RESULTS
The African & Oceanic Art Department’s final sale of 2013 yielded €3.7m, bringing total sales in the field at Sotheby’s Paris to €17.7 million for the year. The sale centred on pioneering connoisseurs who made titanic efforts to promote African Art in France and America during the first half of the 20th century. Georges de Miré built up one of the most remarkable collections of African Art in 1920s Paris. It included a Fang masterpiece, an Eyema Byeri reliquary guardian figure (believed by Louis Perrois to be one of three works by a single master), which sold here to a private collector for €1,441,500.

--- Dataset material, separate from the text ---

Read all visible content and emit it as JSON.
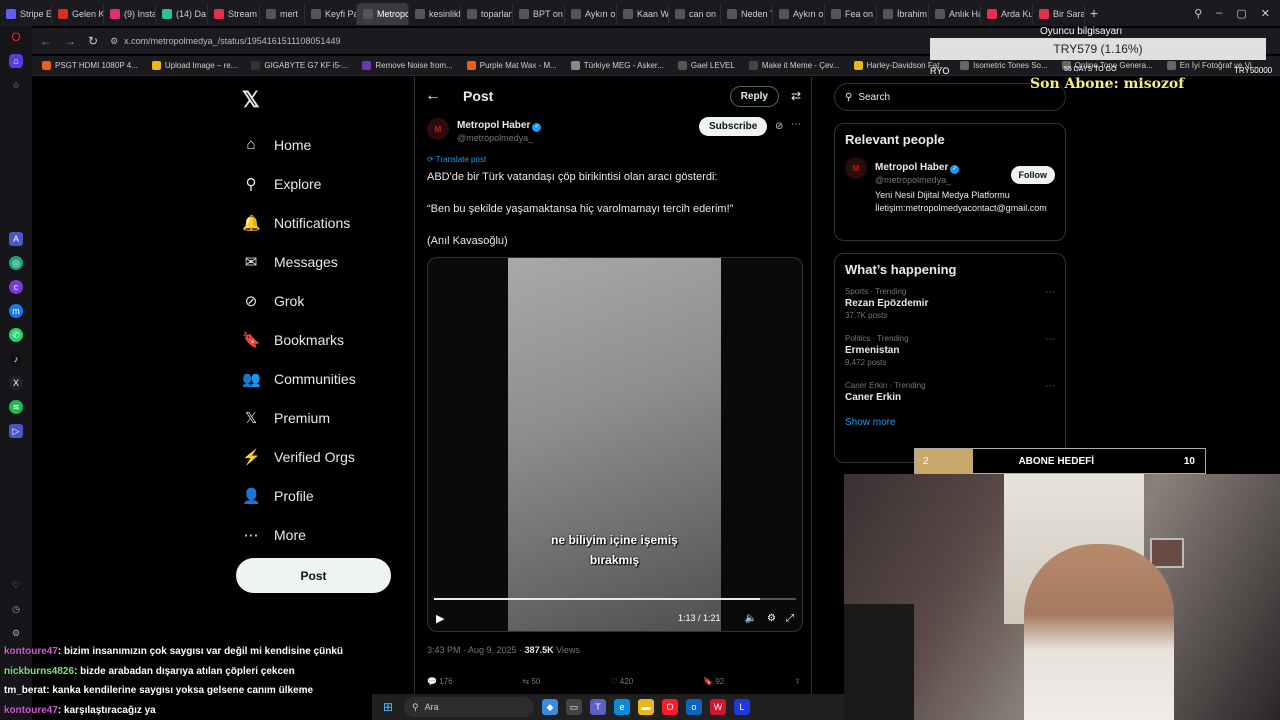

The celebrated Paris dealer Paul Guillaume embodied Modernist appreciation of African Art on either side of the Atlantic. A Kota-Shamaye reliquary figure (Gabon) once in his collection, of note for its refined volumes and minimalist decoration, posted the sale’s second highest price of €529,500.
There was an unexpectedly enthusiastic response to pieces from South-East Asia. All seven such items found takers – led by an Ifugao figure from the Philippines (attributed to the Hapao-Hungduan style) dating from the 19th century if not earlier, and one of the finest Bulul rice divinities known, which soared to a world record €181,500. The power and sensitivity of art from the Philippines was revealed last summer by the major exhibition – the first of its kind – held at Musée du Quai Branly in Paris.
OVERVIEW
This sale pays tribute to the great collectors and dealers who, between the two world wars, elevated African and Oceanic sculpture to the status of internationally respected art. Highlights include an important Fang statue from the collection of Georges de Miré and a Kota Shamaye reliquary figure from the collection of Paul Guillaume, which exhibited at the MoMA (New York) in 1935. A Bamana statue on offer, formerly from the Helena Rubinstein collection and previously owned by Frederick Lem, stands as an exemplary model of the type of aesthetic that seduced modern artists to the veritable worth of such works in the early 20th century.
Among other noteworthy discoveries in African, Oceanic and Southeast Asian art, this auction presents an exceptional Kongo ivory sceptre that was reproduced in 1879 before falling into the ownership of famed American collector Jay C. Leff, along with a rare Batié statue that exhibited in 1990 at the Kröller-Müller museum in Otterlo.